Understanding the Process
The next process step will be to geocode the data file against the locator file. Geocoding works by comparing the data file containing street address, city, state and zip code to a locator file. Each record in the file is done independently. The locator contains thousands of records and the search must be narrowed by comparing zip code, city and state. Once the location is down to the street address, the location of the individual address is determined as a ratio of the street address compared with the length of the street segment and the address range. For example if the address is 445 W. Maple St. in Louisville, KY, the street is located within the database for the appropriate state, city and zip code. The located street is broken into blocks or segments, such as the 400 block of W. Maple Street, 500 block, 600 block and so on. If the 400 block has a length of .2 miles and an address range 401 to 451 odd numbers (odd numbers are always on one side of the street and even on the other). There are a potential of 26 addresses on this side of the street (1 to 51). 445 is the 23rd address in that sequence.

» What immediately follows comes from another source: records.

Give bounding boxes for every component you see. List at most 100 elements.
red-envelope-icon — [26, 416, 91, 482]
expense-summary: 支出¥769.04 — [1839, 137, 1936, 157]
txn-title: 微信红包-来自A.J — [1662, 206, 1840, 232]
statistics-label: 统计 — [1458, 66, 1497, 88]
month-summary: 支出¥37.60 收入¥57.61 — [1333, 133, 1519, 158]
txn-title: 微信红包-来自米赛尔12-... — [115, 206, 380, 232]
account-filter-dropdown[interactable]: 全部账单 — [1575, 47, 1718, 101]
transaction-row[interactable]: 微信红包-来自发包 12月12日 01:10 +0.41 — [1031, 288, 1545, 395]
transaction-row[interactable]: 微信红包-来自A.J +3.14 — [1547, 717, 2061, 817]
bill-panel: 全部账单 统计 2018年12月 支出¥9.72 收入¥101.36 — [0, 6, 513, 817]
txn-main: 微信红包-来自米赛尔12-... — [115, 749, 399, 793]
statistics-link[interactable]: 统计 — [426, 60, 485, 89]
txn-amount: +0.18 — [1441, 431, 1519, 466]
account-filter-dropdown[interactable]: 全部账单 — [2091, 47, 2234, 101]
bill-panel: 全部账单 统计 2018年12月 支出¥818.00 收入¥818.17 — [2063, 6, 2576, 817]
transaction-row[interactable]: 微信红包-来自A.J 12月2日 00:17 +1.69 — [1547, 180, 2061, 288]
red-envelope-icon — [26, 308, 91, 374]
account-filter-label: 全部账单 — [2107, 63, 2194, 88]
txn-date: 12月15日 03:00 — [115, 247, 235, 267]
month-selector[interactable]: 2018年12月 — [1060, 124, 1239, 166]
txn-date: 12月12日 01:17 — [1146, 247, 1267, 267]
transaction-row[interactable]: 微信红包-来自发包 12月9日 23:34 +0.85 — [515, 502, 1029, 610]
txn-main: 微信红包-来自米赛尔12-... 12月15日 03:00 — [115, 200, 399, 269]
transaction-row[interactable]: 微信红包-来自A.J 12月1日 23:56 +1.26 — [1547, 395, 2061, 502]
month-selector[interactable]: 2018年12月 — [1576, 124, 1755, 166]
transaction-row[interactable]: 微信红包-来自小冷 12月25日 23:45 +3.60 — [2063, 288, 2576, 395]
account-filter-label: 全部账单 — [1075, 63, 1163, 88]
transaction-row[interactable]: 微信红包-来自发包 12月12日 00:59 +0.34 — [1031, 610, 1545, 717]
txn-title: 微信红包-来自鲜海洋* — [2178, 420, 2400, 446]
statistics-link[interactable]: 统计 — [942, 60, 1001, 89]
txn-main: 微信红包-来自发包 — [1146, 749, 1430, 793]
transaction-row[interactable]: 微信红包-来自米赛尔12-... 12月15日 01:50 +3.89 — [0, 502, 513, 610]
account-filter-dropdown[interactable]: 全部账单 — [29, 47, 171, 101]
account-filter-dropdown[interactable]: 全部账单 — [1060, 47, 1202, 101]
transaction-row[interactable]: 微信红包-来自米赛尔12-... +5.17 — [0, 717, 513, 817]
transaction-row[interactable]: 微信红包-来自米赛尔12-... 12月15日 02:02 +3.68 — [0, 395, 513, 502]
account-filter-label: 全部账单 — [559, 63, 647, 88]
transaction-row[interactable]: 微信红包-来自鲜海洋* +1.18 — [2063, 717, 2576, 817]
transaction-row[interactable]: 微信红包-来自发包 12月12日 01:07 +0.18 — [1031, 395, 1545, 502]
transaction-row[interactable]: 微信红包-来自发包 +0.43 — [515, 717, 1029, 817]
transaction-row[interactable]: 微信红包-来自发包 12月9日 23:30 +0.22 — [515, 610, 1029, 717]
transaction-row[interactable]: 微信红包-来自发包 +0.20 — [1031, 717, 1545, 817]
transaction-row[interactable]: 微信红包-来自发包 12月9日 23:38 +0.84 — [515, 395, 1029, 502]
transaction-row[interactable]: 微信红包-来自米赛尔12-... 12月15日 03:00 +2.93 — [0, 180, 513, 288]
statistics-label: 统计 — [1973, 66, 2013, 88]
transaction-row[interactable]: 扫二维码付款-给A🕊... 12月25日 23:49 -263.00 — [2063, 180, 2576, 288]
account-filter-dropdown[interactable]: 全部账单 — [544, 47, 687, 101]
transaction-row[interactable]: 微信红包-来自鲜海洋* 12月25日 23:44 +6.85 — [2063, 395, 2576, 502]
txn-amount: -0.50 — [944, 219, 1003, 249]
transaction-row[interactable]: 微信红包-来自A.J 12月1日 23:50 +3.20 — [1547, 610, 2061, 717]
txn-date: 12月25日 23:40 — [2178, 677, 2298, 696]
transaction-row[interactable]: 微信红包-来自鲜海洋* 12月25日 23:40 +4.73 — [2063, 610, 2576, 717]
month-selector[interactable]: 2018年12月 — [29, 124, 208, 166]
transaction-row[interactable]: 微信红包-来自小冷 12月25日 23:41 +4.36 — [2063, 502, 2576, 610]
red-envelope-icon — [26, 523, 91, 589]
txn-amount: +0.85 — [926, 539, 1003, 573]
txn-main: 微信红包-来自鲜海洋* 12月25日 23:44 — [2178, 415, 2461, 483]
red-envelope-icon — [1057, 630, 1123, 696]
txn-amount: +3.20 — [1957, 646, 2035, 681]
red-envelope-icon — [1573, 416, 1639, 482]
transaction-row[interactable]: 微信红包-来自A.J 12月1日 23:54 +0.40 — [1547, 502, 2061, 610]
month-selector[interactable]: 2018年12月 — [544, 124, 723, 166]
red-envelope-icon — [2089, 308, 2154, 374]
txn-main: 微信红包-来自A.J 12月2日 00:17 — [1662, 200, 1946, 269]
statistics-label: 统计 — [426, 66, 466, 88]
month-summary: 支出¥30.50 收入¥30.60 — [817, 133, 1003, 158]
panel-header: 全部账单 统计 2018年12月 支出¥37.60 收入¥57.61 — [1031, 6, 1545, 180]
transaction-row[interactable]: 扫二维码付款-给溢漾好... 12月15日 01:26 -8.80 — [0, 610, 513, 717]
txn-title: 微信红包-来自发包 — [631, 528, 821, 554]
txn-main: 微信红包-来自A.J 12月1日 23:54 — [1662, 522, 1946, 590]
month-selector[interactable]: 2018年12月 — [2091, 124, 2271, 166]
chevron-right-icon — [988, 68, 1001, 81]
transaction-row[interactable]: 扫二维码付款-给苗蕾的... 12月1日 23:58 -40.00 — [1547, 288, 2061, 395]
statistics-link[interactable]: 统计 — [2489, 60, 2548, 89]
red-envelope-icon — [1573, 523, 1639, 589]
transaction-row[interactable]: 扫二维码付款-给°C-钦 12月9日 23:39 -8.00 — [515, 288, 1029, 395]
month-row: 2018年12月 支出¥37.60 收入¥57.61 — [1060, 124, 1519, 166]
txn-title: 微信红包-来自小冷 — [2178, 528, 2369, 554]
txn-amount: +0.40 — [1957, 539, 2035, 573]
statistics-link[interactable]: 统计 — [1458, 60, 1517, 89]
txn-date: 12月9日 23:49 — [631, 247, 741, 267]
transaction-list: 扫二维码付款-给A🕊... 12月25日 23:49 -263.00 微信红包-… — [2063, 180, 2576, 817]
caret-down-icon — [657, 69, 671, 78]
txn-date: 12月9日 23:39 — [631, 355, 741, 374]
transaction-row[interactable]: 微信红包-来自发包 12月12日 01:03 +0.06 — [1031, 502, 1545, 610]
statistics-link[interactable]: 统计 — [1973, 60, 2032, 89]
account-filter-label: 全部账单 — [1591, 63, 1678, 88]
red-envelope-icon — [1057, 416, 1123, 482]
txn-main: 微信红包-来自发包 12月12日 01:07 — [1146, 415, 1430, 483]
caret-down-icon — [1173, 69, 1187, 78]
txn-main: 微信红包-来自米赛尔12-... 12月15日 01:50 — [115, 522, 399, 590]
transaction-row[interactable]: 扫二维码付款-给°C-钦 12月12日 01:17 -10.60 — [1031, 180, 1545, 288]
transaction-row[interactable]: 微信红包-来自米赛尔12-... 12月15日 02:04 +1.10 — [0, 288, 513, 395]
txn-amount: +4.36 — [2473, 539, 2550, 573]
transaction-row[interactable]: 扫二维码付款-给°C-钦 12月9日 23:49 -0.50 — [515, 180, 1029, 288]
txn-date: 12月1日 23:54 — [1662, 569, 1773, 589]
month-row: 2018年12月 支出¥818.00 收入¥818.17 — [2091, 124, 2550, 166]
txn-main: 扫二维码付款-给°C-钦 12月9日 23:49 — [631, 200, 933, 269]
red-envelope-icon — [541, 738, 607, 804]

Therefore the address is 88% of the way down the .2 mile segment of the street on the odd number side of the street. The x and y coordinates of this location are determined, by knowing the length of the line segment for our case .2 miles, therefore our point is determined to be .176 miles down this street. The coordinates of the starting location and ending location are known and thus a position can be determined for this address. Depending on how well the name matches the name in the locator file, a tolerance level (confidence) is defined for each point, the lower the tolerance level set in the process the more matches that will occur but the quality will be diminished. The unmatched data points can also be manually matched by the user. Note: post office boxes cannot be coded accurately. In general if geocoding is at 85% or higher of the data then a good sample has been obtained. Usually new streets do not code properly because they are not in the locator database, typographical problems are also a major source of error, as is putting apartment numbers in the address line. In general rural areas are harder to code than urban areas.